Proceedings against former PM Dusko Markovic suspended: Court claims he didn't insult Serb people
The Higher Court did not find that the former prime minister gravely insulted the Serb people, as stated in the accusations made by the fugitive businessman
The Higher Court in Podgorica has suspended criminal proceedings against former Montenegrin Prime Minister Dusko Markovic for criminal acts of inciting racial, religious and national hatred and violating freedom of choice, thus ruling on a private complaint made by fugitive businessman Dusko Knezevic, the Higher Court told the daily Pobjeda.
As stated, the criminal proceedings against Markovic have been suspended because the court found that the prime minister's speech on August 26, 2020, did not contain elements of the criminal acts listed in Dusko Knezevic's private complaint.
The Higher Court did not find that the former prime minister gravely insulted the Serb people, as stated in the accusations made by the fugitive businessman, reports Tanjug.
Knezevic and his lawyers believe that Markovic made insulting and threatening statements in his speech on August 26 last year, saying, "We have the same political and national ideology as before, which gives primacy to one nation."

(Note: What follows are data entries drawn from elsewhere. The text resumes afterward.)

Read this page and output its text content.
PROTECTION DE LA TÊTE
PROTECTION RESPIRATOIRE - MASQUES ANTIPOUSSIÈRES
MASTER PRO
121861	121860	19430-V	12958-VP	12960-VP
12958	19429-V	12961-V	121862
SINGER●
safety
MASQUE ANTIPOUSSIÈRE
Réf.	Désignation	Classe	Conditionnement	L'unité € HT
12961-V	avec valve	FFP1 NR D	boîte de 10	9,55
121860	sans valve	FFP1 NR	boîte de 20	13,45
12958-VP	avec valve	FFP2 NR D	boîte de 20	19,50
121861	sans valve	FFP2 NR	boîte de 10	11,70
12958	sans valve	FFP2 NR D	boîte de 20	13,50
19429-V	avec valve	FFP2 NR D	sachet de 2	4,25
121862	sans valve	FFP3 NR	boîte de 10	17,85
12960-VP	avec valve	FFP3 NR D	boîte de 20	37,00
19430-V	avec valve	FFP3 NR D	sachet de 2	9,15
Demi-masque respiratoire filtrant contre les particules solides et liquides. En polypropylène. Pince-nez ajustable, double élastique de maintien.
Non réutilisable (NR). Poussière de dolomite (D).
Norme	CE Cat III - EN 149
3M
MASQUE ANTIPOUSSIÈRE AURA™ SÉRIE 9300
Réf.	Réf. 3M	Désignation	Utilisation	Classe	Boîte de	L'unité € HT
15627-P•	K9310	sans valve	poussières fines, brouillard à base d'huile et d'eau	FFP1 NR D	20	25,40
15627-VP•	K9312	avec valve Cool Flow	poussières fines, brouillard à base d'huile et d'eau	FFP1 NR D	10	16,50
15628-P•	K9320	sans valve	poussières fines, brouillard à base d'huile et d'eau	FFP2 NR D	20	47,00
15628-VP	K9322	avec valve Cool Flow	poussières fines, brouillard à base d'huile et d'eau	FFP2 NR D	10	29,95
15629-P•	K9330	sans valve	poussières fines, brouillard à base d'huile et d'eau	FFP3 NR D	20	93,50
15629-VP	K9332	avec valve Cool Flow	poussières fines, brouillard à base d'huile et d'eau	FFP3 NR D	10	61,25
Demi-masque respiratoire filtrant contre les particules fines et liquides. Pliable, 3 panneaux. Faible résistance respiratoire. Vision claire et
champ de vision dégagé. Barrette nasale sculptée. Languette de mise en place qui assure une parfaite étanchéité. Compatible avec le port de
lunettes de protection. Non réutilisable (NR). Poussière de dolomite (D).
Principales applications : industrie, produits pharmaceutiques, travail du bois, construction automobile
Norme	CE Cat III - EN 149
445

As Markovic put it, "That can only be if there is no Montenegro; if it is someone else's Montenegro; security institutions know what they are doing; they will respond fiercely on August 30; let them (Serbs) regulate their country in such a way." Knezevic and his lawyers assessed that this was the former prime minister expressing that he wanted members of the Serb nation to leave Montenegro.
However, the Higher Court did not agree with the statement of lawyer Zdravko Djukanovic that this is a qualified form of the criminal act, because Markovic said it while serving as Montenegro's prime minister.
The Higher Court did not agree with Djukanovic's argument that Markovic also committed the criminal offense of violation of the freedom of choice when voting when he said, "We have a simple choice on August 30, elections are only a formalization or an administrative procedure after the votes have been counted."
The judges of the Higher Court did not support the position presented by the lawyer for the fugitive businessman that Markovic, as the prime minister of Montenegro, influenced citizens to vote for the DPS party-led list, thus trying to prejudge the outcome of the elections.